Cottage Health, a health providers based in Santa Barbara, has settled for $2 million with California attorney general’s office. Cottage Health was investigated by the attorney general’s office for multiple violations of state and federal laws following a data breach at the facility.
The breach of confidential patient data in occurred in 2013. The breach was discovered by Cottage Health on December 2, 2013, when someone contacted the healthcare network and left a message on its voicemail system warning that sensitive patient information had been indexed by the search engines. The protected healthcare information (PHI) of Cottage Health’s patients was freely available via Google.
Around 50,000 patients were found to be affected by the breach. The data was available online without any need for authentication such as a password and the server on which the information was stored was not protected by a firewall. Names, medical histories, diagnoses, prescriptions, and lab test results of patients was included in the data compromised in the breach. In addition to the individual who alerted Cottage Health to the breach, the server had been accessed by other individuals during the time that it was unsecured.
As is required under state laws, the incident was reported to state attorney general Kamala D. Harris. Attorney General Harris ordered her office to investigate the breach. Two years later, while the attorney general’s office was still investigating the incident, Cottage Health experienced a second, smaller breach. The second breach involved the records of 4,596 patients. Similar to the 2013 breach, the PHI was accessible online without any need for authentication.
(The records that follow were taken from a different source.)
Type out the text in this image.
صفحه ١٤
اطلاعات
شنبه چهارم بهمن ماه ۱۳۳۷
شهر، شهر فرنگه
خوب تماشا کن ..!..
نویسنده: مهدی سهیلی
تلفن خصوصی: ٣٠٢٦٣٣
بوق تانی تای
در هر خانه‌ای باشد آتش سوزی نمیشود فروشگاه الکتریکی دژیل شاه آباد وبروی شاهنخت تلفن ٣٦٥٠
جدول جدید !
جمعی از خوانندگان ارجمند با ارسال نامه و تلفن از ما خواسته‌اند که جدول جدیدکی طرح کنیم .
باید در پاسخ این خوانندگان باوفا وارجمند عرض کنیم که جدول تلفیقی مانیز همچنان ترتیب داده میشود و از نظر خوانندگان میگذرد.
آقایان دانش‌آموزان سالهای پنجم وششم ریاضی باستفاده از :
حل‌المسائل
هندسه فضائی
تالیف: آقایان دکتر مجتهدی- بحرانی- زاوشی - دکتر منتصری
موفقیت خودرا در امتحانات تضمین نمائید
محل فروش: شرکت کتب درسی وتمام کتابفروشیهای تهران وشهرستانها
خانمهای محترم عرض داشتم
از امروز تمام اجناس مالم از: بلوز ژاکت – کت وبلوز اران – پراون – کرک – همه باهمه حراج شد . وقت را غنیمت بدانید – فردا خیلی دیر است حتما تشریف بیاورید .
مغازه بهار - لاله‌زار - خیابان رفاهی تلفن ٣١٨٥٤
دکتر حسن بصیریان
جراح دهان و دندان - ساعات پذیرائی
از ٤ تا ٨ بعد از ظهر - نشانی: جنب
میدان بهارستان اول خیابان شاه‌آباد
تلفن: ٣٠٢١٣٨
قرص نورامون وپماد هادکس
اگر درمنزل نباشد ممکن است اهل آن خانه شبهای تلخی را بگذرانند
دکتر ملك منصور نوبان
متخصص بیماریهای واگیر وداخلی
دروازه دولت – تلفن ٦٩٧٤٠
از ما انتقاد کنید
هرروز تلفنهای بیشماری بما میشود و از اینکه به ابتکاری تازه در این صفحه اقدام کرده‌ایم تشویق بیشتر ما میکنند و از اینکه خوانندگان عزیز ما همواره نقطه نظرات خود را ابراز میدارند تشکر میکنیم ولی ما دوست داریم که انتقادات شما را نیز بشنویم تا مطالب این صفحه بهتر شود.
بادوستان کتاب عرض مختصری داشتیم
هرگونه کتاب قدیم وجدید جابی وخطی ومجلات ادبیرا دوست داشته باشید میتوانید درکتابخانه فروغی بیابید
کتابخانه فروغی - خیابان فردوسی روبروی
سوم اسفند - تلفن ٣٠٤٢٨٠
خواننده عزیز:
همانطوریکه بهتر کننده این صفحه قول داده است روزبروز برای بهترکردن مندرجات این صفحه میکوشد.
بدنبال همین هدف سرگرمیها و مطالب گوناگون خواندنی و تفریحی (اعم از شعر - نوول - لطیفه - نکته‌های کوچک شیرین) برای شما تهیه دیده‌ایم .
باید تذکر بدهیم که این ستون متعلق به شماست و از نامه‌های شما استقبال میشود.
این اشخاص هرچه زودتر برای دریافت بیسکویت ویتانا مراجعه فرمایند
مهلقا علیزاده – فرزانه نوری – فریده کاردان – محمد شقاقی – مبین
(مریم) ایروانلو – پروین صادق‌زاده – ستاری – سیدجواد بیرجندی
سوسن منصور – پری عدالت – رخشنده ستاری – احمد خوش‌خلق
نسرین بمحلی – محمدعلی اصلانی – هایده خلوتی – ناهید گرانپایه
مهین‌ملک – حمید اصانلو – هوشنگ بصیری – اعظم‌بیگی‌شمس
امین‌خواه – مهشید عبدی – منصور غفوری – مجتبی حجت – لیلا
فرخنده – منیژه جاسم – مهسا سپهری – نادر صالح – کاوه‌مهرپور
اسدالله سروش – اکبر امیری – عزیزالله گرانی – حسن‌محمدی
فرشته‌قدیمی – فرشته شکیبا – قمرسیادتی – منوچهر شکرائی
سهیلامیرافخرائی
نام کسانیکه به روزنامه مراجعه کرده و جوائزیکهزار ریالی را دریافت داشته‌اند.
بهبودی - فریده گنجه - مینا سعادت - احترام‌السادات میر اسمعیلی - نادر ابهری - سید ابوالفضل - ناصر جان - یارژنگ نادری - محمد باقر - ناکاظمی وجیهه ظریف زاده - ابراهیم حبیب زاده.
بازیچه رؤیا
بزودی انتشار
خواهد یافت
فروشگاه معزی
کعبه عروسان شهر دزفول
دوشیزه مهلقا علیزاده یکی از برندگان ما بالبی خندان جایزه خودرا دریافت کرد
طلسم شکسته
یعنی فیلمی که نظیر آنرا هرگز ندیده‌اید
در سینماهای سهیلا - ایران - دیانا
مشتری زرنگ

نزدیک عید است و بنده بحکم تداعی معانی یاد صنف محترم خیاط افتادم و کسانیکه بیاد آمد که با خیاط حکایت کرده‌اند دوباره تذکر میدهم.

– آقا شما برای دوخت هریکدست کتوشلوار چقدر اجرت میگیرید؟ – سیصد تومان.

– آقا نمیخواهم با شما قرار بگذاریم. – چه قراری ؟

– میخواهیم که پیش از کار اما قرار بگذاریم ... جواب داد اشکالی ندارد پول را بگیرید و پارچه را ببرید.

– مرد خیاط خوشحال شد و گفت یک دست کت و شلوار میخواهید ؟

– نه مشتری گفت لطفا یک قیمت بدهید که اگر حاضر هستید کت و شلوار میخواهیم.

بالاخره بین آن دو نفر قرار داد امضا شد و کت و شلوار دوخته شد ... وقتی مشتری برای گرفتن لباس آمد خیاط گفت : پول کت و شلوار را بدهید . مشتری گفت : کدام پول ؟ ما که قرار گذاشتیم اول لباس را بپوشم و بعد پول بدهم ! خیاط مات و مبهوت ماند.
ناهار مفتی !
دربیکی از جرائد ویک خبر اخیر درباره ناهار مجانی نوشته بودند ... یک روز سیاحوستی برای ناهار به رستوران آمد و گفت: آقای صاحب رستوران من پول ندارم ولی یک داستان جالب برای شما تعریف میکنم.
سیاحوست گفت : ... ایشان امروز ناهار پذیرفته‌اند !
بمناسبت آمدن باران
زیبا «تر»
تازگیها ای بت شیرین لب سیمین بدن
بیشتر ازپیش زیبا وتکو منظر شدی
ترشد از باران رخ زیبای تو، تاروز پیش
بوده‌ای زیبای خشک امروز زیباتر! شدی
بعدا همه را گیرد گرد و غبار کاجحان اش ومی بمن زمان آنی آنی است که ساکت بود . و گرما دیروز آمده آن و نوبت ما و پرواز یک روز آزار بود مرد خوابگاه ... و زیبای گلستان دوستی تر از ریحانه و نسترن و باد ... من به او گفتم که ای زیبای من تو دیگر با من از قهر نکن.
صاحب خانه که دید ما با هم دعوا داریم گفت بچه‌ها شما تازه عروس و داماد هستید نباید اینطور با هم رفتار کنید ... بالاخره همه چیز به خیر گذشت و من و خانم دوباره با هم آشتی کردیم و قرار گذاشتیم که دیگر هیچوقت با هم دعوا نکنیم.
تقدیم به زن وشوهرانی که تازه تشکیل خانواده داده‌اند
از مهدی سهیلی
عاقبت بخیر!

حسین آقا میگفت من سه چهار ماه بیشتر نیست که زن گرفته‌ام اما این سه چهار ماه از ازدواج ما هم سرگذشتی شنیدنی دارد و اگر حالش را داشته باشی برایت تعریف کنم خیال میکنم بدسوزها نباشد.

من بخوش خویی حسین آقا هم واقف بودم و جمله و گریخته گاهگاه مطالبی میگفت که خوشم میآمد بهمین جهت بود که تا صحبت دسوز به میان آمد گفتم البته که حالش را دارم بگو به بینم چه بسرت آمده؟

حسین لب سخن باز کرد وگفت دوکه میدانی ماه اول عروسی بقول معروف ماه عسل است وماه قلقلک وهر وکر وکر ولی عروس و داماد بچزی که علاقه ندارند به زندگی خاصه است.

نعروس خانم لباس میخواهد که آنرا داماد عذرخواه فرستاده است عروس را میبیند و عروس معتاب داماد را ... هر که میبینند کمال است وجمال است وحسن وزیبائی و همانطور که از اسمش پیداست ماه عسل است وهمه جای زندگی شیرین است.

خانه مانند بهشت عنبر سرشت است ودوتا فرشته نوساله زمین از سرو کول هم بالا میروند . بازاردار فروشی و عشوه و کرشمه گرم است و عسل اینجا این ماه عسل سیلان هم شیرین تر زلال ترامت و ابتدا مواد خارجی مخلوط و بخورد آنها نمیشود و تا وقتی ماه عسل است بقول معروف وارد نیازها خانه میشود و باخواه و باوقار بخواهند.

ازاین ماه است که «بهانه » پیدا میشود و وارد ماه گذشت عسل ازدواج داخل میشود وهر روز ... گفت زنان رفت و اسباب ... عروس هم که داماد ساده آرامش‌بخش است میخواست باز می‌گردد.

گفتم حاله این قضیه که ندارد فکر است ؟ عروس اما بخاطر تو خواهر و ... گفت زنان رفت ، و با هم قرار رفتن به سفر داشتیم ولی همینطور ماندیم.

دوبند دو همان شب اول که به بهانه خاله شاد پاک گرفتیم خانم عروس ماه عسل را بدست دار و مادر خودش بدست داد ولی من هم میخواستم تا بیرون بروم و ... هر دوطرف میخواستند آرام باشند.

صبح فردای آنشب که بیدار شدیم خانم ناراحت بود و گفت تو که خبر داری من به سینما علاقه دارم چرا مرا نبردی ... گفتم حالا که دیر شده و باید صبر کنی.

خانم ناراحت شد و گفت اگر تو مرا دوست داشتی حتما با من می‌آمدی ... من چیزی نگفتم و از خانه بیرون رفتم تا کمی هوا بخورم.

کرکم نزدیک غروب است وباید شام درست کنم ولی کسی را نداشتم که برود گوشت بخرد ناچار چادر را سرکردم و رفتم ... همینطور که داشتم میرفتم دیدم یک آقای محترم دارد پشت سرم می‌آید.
The information was left exposed online for almost two weeks before the error was identified and protections put in place to prevent unauthorised access. The information exposed in the second breach included personally identifiable information and protected health information such as names, addresses, medical record numbers, account numbers, employment information, Social Security numbers, and admission and discharge dates.
Cottage Health claims that while both incidents resulted in the exposure of patient data, none of the people affected by the breach has reported that their data had been used maliciously. Cottage Health themselves launched an investigation, and failed to find any indication to suggest patient information was used inappropriately.
The breaches prompted Cottage Health to review its information security controls and strengthen its policies, procedures, and security protections to prevent similar breaches from occurring in the future. In each case, the health network’s security teams acted quickly to limit harm and secure the exposed information. New system monitoring tools have now been implemented, and advanced security solutions are in place that allow vulnerabilities to be identified and mitigated much more rapidly.
Although Cottage Health acted appropriately following each breach, their lack of safeguards which allowed the breach to occurred was penalised by the Attorney General. The California state attorney general’s office alleges that Cottage Health breached California’s Confidentiality of Medical Information Act, its Unfair Competition Law, and HIPAA Rules were also violated. According to the complaint, “Cottage failed to employ basic security safeguards.”
The attorney general’s investigation found that Cottage Health was running outdated software, patches were not applied promptly, default configurations had not been changed, strong passwords were not used, access to sensitive PII was not limited, and regular risk assessments were not conducted.
Announcing the settlement, California Attorney General Xavier Becerra said, “When patients go to a hospital to seek medical care, the last thing they should have to worry about is having their personal medical information exposed,” Becerra explained that “The law requires health care providers to protect patients’ privacy. On both of these counts, Cottage Health failed.”
In addition to the financial penalty, Cottage Health is required to update and maintain information security controls and ensure security practices and procedures match industry standards.
Specifically, the judgement requires Cottage Health to assess hardware and software for vulnerabilities to the confidentiality, integrity, and availability of patients’ medical information. Cottage Heath is required to update access controls and security settings as appropriate, in compliance with HIPAA Rules. Furthermore, they are required to encrypt patients’ medical information in transit to industry standards to prevent it being exposed to unauthorised individuals again.
The judgement further stipulates that the organisation needs to evaluate the response to and protections from external threats, including firewall security. Cottage Health will be required to maintain reasonable policies and protocols for all information practices regarding data retention, internal audits, security incident tracking reports, risk assessments, incident management, and remediation plan. Finally, Cottage Health must train its employees on the correct use and storage of patients’ medical information, and ensure they know how to properly implement the safeguards to ensure HIPAA compliance is maintained.